On a Friday call with analysts, CEO Saum Sutaria said Tenet expects lower returns from its ambulatory segment in 2022, in part due to a COVID-related spike in cancellations in July and the effects of Hurricane Ian. There have been no changes in patient demand related to the potential economic downturn, he said.
Tenet plans to invest $250 million each year into mergers and acquisitions or construction for its ambulatory segment, he said.
“We were confronted with some of the challenges impacting the segment, but we also had periods where performance met our high expectations early in 2022,” Sutaria said. “These centers are performing well. Their earnings are consistent in a range of our expectations, and they are continuing to ramp up.”
HCA Healthcare, a Nashville, Tennessee-based for-profit system, on Friday reported net income of $1.13 billion in the third quarter, a 50% drop from 2021’s period. Revenue decreased 2%, to $14.97 billion.

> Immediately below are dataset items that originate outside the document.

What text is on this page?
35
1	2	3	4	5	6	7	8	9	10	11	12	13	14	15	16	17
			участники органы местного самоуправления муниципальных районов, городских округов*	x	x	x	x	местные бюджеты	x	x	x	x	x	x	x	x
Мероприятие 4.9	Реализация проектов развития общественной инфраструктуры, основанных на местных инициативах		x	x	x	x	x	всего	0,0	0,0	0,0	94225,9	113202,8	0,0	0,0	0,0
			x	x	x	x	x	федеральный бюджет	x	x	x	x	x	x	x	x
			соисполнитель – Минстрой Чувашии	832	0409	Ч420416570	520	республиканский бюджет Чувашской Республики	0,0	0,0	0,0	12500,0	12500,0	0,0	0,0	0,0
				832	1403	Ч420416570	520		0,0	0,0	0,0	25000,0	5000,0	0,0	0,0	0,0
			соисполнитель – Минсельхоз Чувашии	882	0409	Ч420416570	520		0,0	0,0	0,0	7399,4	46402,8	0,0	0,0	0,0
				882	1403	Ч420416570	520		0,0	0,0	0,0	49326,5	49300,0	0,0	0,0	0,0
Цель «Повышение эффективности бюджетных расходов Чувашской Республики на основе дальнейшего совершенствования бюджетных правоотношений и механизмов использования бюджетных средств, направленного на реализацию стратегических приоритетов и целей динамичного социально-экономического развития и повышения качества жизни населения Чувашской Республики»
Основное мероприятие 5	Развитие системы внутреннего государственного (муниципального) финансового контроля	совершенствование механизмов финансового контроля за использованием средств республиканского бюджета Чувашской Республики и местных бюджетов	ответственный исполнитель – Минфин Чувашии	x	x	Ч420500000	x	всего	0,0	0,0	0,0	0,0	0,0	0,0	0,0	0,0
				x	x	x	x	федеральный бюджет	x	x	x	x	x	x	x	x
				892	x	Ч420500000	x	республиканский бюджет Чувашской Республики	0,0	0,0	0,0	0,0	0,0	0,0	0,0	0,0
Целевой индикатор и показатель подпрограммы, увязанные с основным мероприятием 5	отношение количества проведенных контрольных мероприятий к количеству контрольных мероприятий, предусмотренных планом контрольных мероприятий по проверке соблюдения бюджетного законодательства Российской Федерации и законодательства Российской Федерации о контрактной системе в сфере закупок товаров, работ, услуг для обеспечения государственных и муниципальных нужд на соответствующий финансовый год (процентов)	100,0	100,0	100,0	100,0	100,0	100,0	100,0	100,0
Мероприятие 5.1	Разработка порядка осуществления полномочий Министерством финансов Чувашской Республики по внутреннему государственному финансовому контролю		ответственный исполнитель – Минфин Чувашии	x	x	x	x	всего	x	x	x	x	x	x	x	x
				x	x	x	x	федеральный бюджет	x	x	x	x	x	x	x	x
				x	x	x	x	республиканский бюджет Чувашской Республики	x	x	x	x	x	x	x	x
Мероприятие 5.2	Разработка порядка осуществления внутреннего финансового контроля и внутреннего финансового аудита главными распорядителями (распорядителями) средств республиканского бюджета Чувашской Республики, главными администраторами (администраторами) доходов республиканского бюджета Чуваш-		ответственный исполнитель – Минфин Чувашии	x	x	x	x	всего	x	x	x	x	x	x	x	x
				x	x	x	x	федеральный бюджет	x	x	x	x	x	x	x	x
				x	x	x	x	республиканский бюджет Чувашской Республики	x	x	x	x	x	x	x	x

Expenses at HCA came to $13.27 billion, compared with $12.12 billion the prior-year period. Expenses related to salaries, wages and benefits decreased 2.75% while expenses for supplies dropped 5.8%. HCA reported an increase in in its “other expenses” category, in part due to provider taxes, professional fees and utility costs.
Chief Financial Officer Bill Rutherford estimated $35 million in additional expenses and lost revenue in the third quarter due to Hurricane Ian’s impact on HCA facilities.
The system is still experiencing some capacity issues, CEO Sam Hazen said, as same facility admissions declined by 1.5% in the quarter.